Data de-duplication prevents CrashPlan from backing up duplicate data when two or more files in your backup selection include the same information. This reduces the amount of storage space needed for your backup and speeds up the back up process.
What is de-duplication?
Data de-duplication is a form of single-instance storage, which means that we do not store the same information twice, even if you have the exact same file (or part of a file) duplicated in two or more places on your computer.
For instance, your email may contain many instances of the signature file that is attached to your emails. Without de-duplication, each instance of your signature would be saved independently when backing up your email, taking up additional space with multiple duplicate copies. With CrashPlan's data de-duplication, only one instance of the signature is actually stored in your backup, and additional instances point to the stored copy.
How does CrashPlan de-duplication work?
CrashPlan uses block-level de-duplication when backing up your files, which splits the files into smaller blocks of data before sending them to your backup destination. During the initial backup of your files, all of the unique blocks of data are transferred to the destination.
If there are duplicate versions of the same file on your computer, CrashPlan detects the duplicate blocks of data and does not send them again. If the file changes, only the changed blocks are transferred. In the example below, only the shaded blocks of data would be sent to the destination.
This makes block de-duplication very efficient. The CrashPlan app uses block-level data de-duplication in conjunction with compression to optimize storage space at each destination and reduce the bandwidth required for your backup.
When does de-duplication occur?
CrashPlan de-duplicates your data any time a backup occurs. In addition, there are times when de-duplication is triggered as part of a file verification scan:
- Changing the file selection: If you update your backup file selection, either to add or remove files, the scan runs to look for new, changed, or deleted files.
- Computer adoption: After adopting a previous archive (for example, if you recently changed computers), the scan runs to compare the files on your computer to the files in your existing backup archive.
- Clearing your cache: The cache includes information about your destinations and the data on your computer. When the cache is cleared, a file verification scan initiates to help rebuild this information.
- Manually: You can start the file verification scan at any time from Settings > Backup > Now.
Is my backup starting over?
Occasionally, CrashPlan's data de-duplication needs to re-scan your files to see what's already been backed up. When this happens, it may look like CrashPlan is backing up all your files from the beginning, but it is actually reviewing each block to see what's been backed up already.

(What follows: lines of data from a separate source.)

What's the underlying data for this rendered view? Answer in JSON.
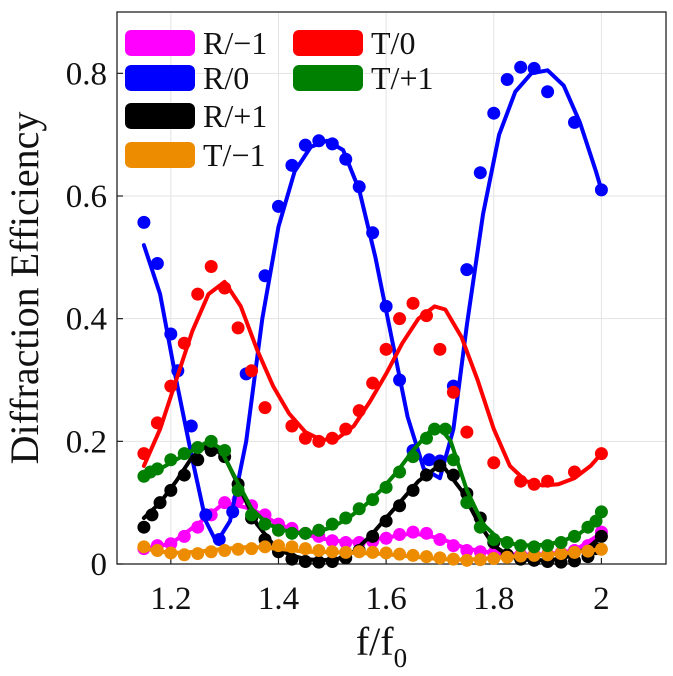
{
  "chart_data": {
    "type": "line",
    "title": "",
    "xlabel": "f/f",
    "xlabel_sub": "0",
    "ylabel": "Diffraction Efficiency",
    "xlim": [
      1.1,
      2.12
    ],
    "ylim": [
      0,
      0.9
    ],
    "xticks": [
      1.2,
      1.4,
      1.6,
      1.8,
      2.0
    ],
    "xtick_labels": [
      "1.2",
      "1.4",
      "1.6",
      "1.8",
      "2"
    ],
    "yticks": [
      0,
      0.2,
      0.4,
      0.6,
      0.8
    ],
    "ytick_labels": [
      "0",
      "0.2",
      "0.4",
      "0.6",
      "0.8"
    ],
    "grid": true,
    "legend_location": "top-left",
    "markers_x": [
      1.15,
      1.175,
      1.2,
      1.225,
      1.25,
      1.275,
      1.3,
      1.325,
      1.35,
      1.375,
      1.4,
      1.425,
      1.45,
      1.475,
      1.5,
      1.525,
      1.55,
      1.575,
      1.6,
      1.625,
      1.65,
      1.675,
      1.7,
      1.725,
      1.75,
      1.775,
      1.8,
      1.825,
      1.85,
      1.875,
      1.9,
      1.925,
      1.95,
      1.975,
      2.0
    ],
    "series": [
      {
        "name": "R/−1",
        "color": "#ff00ff",
        "points": [
          0.025,
          0.03,
          0.033,
          0.045,
          0.06,
          0.08,
          0.1,
          0.105,
          0.095,
          0.08,
          0.065,
          0.058,
          0.05,
          0.045,
          0.038,
          0.035,
          0.035,
          0.037,
          0.042,
          0.048,
          0.052,
          0.05,
          0.04,
          0.03,
          0.022,
          0.02,
          0.018,
          0.015,
          0.015,
          0.015,
          0.016,
          0.018,
          0.022,
          0.03,
          0.052
        ],
        "curve": [
          [
            1.15,
            0.025
          ],
          [
            1.2,
            0.033
          ],
          [
            1.25,
            0.065
          ],
          [
            1.3,
            0.1
          ],
          [
            1.35,
            0.09
          ],
          [
            1.4,
            0.065
          ],
          [
            1.45,
            0.048
          ],
          [
            1.5,
            0.038
          ],
          [
            1.55,
            0.036
          ],
          [
            1.6,
            0.043
          ],
          [
            1.65,
            0.05
          ],
          [
            1.7,
            0.042
          ],
          [
            1.75,
            0.025
          ],
          [
            1.8,
            0.018
          ],
          [
            1.85,
            0.015
          ],
          [
            1.9,
            0.016
          ],
          [
            1.95,
            0.022
          ],
          [
            2.0,
            0.05
          ]
        ]
      },
      {
        "name": "R/0",
        "color": "#0000ff",
        "points": [
          0.557,
          0.49,
          0.375,
          0.315,
          0.225,
          0.08,
          0.04,
          0.085,
          0.31,
          0.47,
          0.583,
          0.65,
          0.683,
          0.69,
          0.685,
          0.66,
          0.615,
          0.54,
          0.42,
          0.3,
          0.185,
          0.17,
          0.168,
          0.29,
          0.48,
          0.638,
          0.735,
          0.79,
          0.81,
          0.808,
          0.77,
          0.72,
          0.61
        ],
        "points_x": [
          1.15,
          1.175,
          1.2,
          1.213,
          1.238,
          1.265,
          1.29,
          1.315,
          1.34,
          1.375,
          1.4,
          1.425,
          1.45,
          1.475,
          1.5,
          1.525,
          1.55,
          1.575,
          1.6,
          1.625,
          1.65,
          1.68,
          1.7,
          1.725,
          1.75,
          1.775,
          1.8,
          1.825,
          1.85,
          1.875,
          1.9,
          1.95,
          2.0
        ],
        "curve": [
          [
            1.15,
            0.52
          ],
          [
            1.18,
            0.44
          ],
          [
            1.21,
            0.3
          ],
          [
            1.24,
            0.17
          ],
          [
            1.265,
            0.07
          ],
          [
            1.285,
            0.035
          ],
          [
            1.31,
            0.07
          ],
          [
            1.34,
            0.2
          ],
          [
            1.37,
            0.4
          ],
          [
            1.4,
            0.55
          ],
          [
            1.43,
            0.64
          ],
          [
            1.46,
            0.68
          ],
          [
            1.49,
            0.69
          ],
          [
            1.52,
            0.675
          ],
          [
            1.55,
            0.61
          ],
          [
            1.58,
            0.5
          ],
          [
            1.61,
            0.37
          ],
          [
            1.64,
            0.24
          ],
          [
            1.67,
            0.155
          ],
          [
            1.7,
            0.14
          ],
          [
            1.725,
            0.22
          ],
          [
            1.75,
            0.39
          ],
          [
            1.78,
            0.57
          ],
          [
            1.81,
            0.7
          ],
          [
            1.84,
            0.77
          ],
          [
            1.87,
            0.8
          ],
          [
            1.9,
            0.805
          ],
          [
            1.93,
            0.78
          ],
          [
            1.96,
            0.72
          ],
          [
            1.99,
            0.64
          ],
          [
            2.0,
            0.61
          ]
        ]
      },
      {
        "name": "R/+1",
        "color": "#000000",
        "points": [
          0.06,
          0.08,
          0.1,
          0.12,
          0.145,
          0.17,
          0.185,
          0.175,
          0.13,
          0.075,
          0.04,
          0.02,
          0.008,
          0.004,
          0.003,
          0.004,
          0.01,
          0.022,
          0.045,
          0.07,
          0.095,
          0.12,
          0.145,
          0.16,
          0.145,
          0.115,
          0.075,
          0.035,
          0.015,
          0.008,
          0.006,
          0.004,
          0.003,
          0.005,
          0.012,
          0.025,
          0.045
        ],
        "points_x": [
          1.15,
          1.165,
          1.18,
          1.2,
          1.225,
          1.25,
          1.275,
          1.3,
          1.325,
          1.35,
          1.375,
          1.4,
          1.425,
          1.45,
          1.475,
          1.5,
          1.525,
          1.55,
          1.575,
          1.6,
          1.625,
          1.65,
          1.675,
          1.7,
          1.725,
          1.75,
          1.775,
          1.8,
          1.825,
          1.85,
          1.875,
          1.9,
          1.925,
          1.95,
          1.975,
          1.99,
          2.0
        ],
        "curve": [
          [
            1.15,
            0.075
          ],
          [
            1.18,
            0.1
          ],
          [
            1.21,
            0.135
          ],
          [
            1.24,
            0.175
          ],
          [
            1.27,
            0.195
          ],
          [
            1.3,
            0.175
          ],
          [
            1.33,
            0.12
          ],
          [
            1.36,
            0.065
          ],
          [
            1.39,
            0.032
          ],
          [
            1.42,
            0.015
          ],
          [
            1.45,
            0.008
          ],
          [
            1.48,
            0.006
          ],
          [
            1.51,
            0.008
          ],
          [
            1.54,
            0.02
          ],
          [
            1.57,
            0.045
          ],
          [
            1.6,
            0.075
          ],
          [
            1.63,
            0.105
          ],
          [
            1.66,
            0.135
          ],
          [
            1.69,
            0.155
          ],
          [
            1.71,
            0.155
          ],
          [
            1.74,
            0.12
          ],
          [
            1.77,
            0.07
          ],
          [
            1.8,
            0.03
          ],
          [
            1.83,
            0.012
          ],
          [
            1.86,
            0.007
          ],
          [
            1.89,
            0.006
          ],
          [
            1.92,
            0.008
          ],
          [
            1.95,
            0.015
          ],
          [
            1.98,
            0.03
          ],
          [
            2.0,
            0.045
          ]
        ]
      },
      {
        "name": "T/−1",
        "color": "#ee8c00",
        "points": [
          0.028,
          0.022,
          0.018,
          0.015,
          0.017,
          0.02,
          0.022,
          0.024,
          0.025,
          0.028,
          0.03,
          0.028,
          0.025,
          0.022,
          0.02,
          0.019,
          0.02,
          0.019,
          0.018,
          0.016,
          0.014,
          0.012,
          0.01,
          0.008,
          0.006,
          0.007,
          0.009,
          0.011,
          0.013,
          0.014,
          0.015,
          0.017,
          0.019,
          0.021,
          0.024
        ],
        "curve": [
          [
            1.15,
            0.025
          ],
          [
            1.2,
            0.018
          ],
          [
            1.25,
            0.02
          ],
          [
            1.3,
            0.025
          ],
          [
            1.35,
            0.028
          ],
          [
            1.4,
            0.025
          ],
          [
            1.45,
            0.02
          ],
          [
            1.5,
            0.019
          ],
          [
            1.55,
            0.018
          ],
          [
            1.6,
            0.016
          ],
          [
            1.65,
            0.012
          ],
          [
            1.7,
            0.008
          ],
          [
            1.75,
            0.007
          ],
          [
            1.8,
            0.01
          ],
          [
            1.85,
            0.013
          ],
          [
            1.9,
            0.015
          ],
          [
            1.95,
            0.019
          ],
          [
            2.0,
            0.024
          ]
        ]
      },
      {
        "name": "T/0",
        "color": "#ff0000",
        "points": [
          0.18,
          0.23,
          0.29,
          0.36,
          0.44,
          0.485,
          0.45,
          0.385,
          0.315,
          0.255,
          0.225,
          0.205,
          0.2,
          0.205,
          0.22,
          0.25,
          0.295,
          0.35,
          0.4,
          0.425,
          0.405,
          0.35,
          0.28,
          0.215,
          0.165,
          0.135,
          0.13,
          0.135,
          0.15,
          0.18
        ],
        "points_x": [
          1.15,
          1.175,
          1.2,
          1.225,
          1.25,
          1.275,
          1.3,
          1.325,
          1.35,
          1.375,
          1.425,
          1.45,
          1.475,
          1.5,
          1.525,
          1.55,
          1.575,
          1.6,
          1.625,
          1.65,
          1.675,
          1.7,
          1.725,
          1.75,
          1.8,
          1.85,
          1.875,
          1.9,
          1.95,
          2.0
        ],
        "curve": [
          [
            1.15,
            0.16
          ],
          [
            1.18,
            0.22
          ],
          [
            1.21,
            0.3
          ],
          [
            1.24,
            0.38
          ],
          [
            1.27,
            0.44
          ],
          [
            1.3,
            0.46
          ],
          [
            1.33,
            0.42
          ],
          [
            1.36,
            0.35
          ],
          [
            1.39,
            0.29
          ],
          [
            1.42,
            0.245
          ],
          [
            1.45,
            0.215
          ],
          [
            1.48,
            0.202
          ],
          [
            1.51,
            0.205
          ],
          [
            1.54,
            0.225
          ],
          [
            1.57,
            0.265
          ],
          [
            1.6,
            0.31
          ],
          [
            1.63,
            0.36
          ],
          [
            1.66,
            0.4
          ],
          [
            1.69,
            0.42
          ],
          [
            1.71,
            0.415
          ],
          [
            1.74,
            0.37
          ],
          [
            1.77,
            0.3
          ],
          [
            1.8,
            0.22
          ],
          [
            1.83,
            0.16
          ],
          [
            1.86,
            0.135
          ],
          [
            1.89,
            0.128
          ],
          [
            1.92,
            0.13
          ],
          [
            1.95,
            0.14
          ],
          [
            1.98,
            0.16
          ],
          [
            2.0,
            0.18
          ]
        ]
      },
      {
        "name": "T/+1",
        "color": "#008000",
        "points": [
          0.143,
          0.15,
          0.155,
          0.17,
          0.18,
          0.19,
          0.2,
          0.185,
          0.12,
          0.08,
          0.065,
          0.055,
          0.05,
          0.05,
          0.055,
          0.065,
          0.075,
          0.09,
          0.105,
          0.125,
          0.15,
          0.175,
          0.205,
          0.22,
          0.22,
          0.17,
          0.1,
          0.06,
          0.04,
          0.035,
          0.03,
          0.028,
          0.03,
          0.035,
          0.045,
          0.06,
          0.07,
          0.085
        ],
        "points_x": [
          1.15,
          1.162,
          1.175,
          1.2,
          1.225,
          1.25,
          1.275,
          1.3,
          1.325,
          1.35,
          1.375,
          1.4,
          1.425,
          1.45,
          1.475,
          1.5,
          1.525,
          1.55,
          1.575,
          1.6,
          1.625,
          1.65,
          1.675,
          1.69,
          1.71,
          1.725,
          1.75,
          1.775,
          1.8,
          1.825,
          1.85,
          1.875,
          1.9,
          1.925,
          1.95,
          1.975,
          1.99,
          2.0
        ],
        "curve": [
          [
            1.15,
            0.14
          ],
          [
            1.18,
            0.155
          ],
          [
            1.21,
            0.17
          ],
          [
            1.24,
            0.185
          ],
          [
            1.27,
            0.2
          ],
          [
            1.29,
            0.19
          ],
          [
            1.32,
            0.14
          ],
          [
            1.35,
            0.09
          ],
          [
            1.38,
            0.065
          ],
          [
            1.41,
            0.055
          ],
          [
            1.44,
            0.05
          ],
          [
            1.47,
            0.052
          ],
          [
            1.5,
            0.06
          ],
          [
            1.53,
            0.075
          ],
          [
            1.56,
            0.095
          ],
          [
            1.59,
            0.12
          ],
          [
            1.62,
            0.15
          ],
          [
            1.65,
            0.185
          ],
          [
            1.68,
            0.215
          ],
          [
            1.7,
            0.222
          ],
          [
            1.72,
            0.2
          ],
          [
            1.75,
            0.12
          ],
          [
            1.78,
            0.065
          ],
          [
            1.81,
            0.04
          ],
          [
            1.84,
            0.032
          ],
          [
            1.87,
            0.03
          ],
          [
            1.9,
            0.032
          ],
          [
            1.93,
            0.038
          ],
          [
            1.96,
            0.05
          ],
          [
            1.99,
            0.07
          ],
          [
            2.0,
            0.085
          ]
        ]
      }
    ],
    "legend": [
      {
        "label": "R/−1",
        "color": "#ff00ff"
      },
      {
        "label": "T/0",
        "color": "#ff0000"
      },
      {
        "label": "R/0",
        "color": "#0000ff"
      },
      {
        "label": "T/+1",
        "color": "#008000"
      },
      {
        "label": "R/+1",
        "color": "#000000"
      },
      {
        "label": "T/−1",
        "color": "#ee8c00"
      }
    ]
  }
}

If CrashPlan is re-scanning your files, you may see one or more of the following:
- Progress is much, much faster than a full initial backup because information that has already been backed up is not re-sent.
- All your files are available for restore during this process.
- The amount of space used by your backed up files at the destination is consistent with the size of your file selection and backup completion percentage. To verify the amount of space used:
- Select Destinations and choose a destination type (for example, Cloud)
- Select a destination and note the Space used.
CrashPlan's cache includes information on de-duplicated data. You'll experience the above behavior if CrashPlan needs to rebuild its cache for any reason. This is something that happens on occasion under normal use.